Until we Americans wake up and insist that our elected officials and the regulatory bureaucrats they appoint, actually act in the public interest and not in the interest of the moneyed corporate elite (booting out those that betray us), we will increasingly all pay the price as plants blow up or leak toxic gas, as oil and gas companies wantonly pollute our water tables with carcinogenic toxins, and as nuclear power plants dump isotopes into our environment, all in the interest of profits.
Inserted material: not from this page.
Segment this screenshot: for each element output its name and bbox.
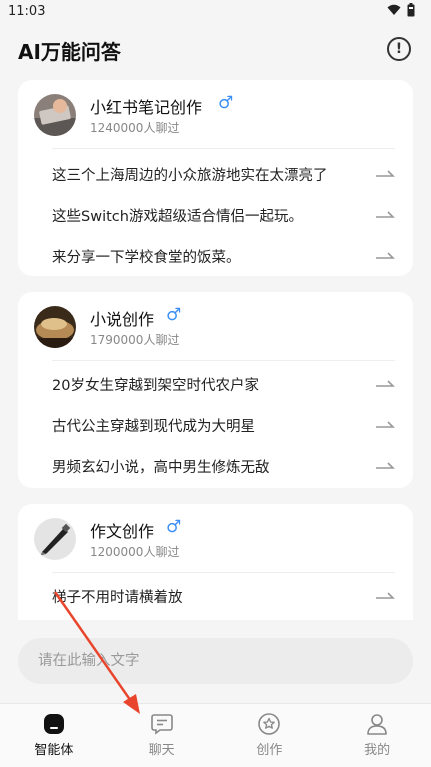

The real terrorists in our midst are not men with knapsacks and white baseball caps who plant homemade bombs. They are not swarthy terrorists from the Middle East. Rather, they are the mostly white men (and women) in business suits on Wall Street and Main Street who callously use their wealth to subvert the political system to their short-term advantage, causing common-sense safety and health precautions to be ignored, or getting those laws watered down or outright cancelled.
Of course, a classic terrorist is trying to kill while the corporate executive is often “just” putting concerns about profits ahead of concerns about the safety or workers and people who live nearby, but in the final analysis, the victim of an exploded fertilizer plant is just as dead or as maimed as the victim of a terrorist’s bomb. The difference is that we won’t see the FBI or the local police tracking down and arresting the killers and maimers in the case of a fertilizer plant explosion. The people responsible for that type of outrage typically just hide behind the immunity of their company’s corporate “personhood,” collect their insurance payments (maybe paying some token fine), rebuild, and go on making their dangerous product as before — usually in the same location.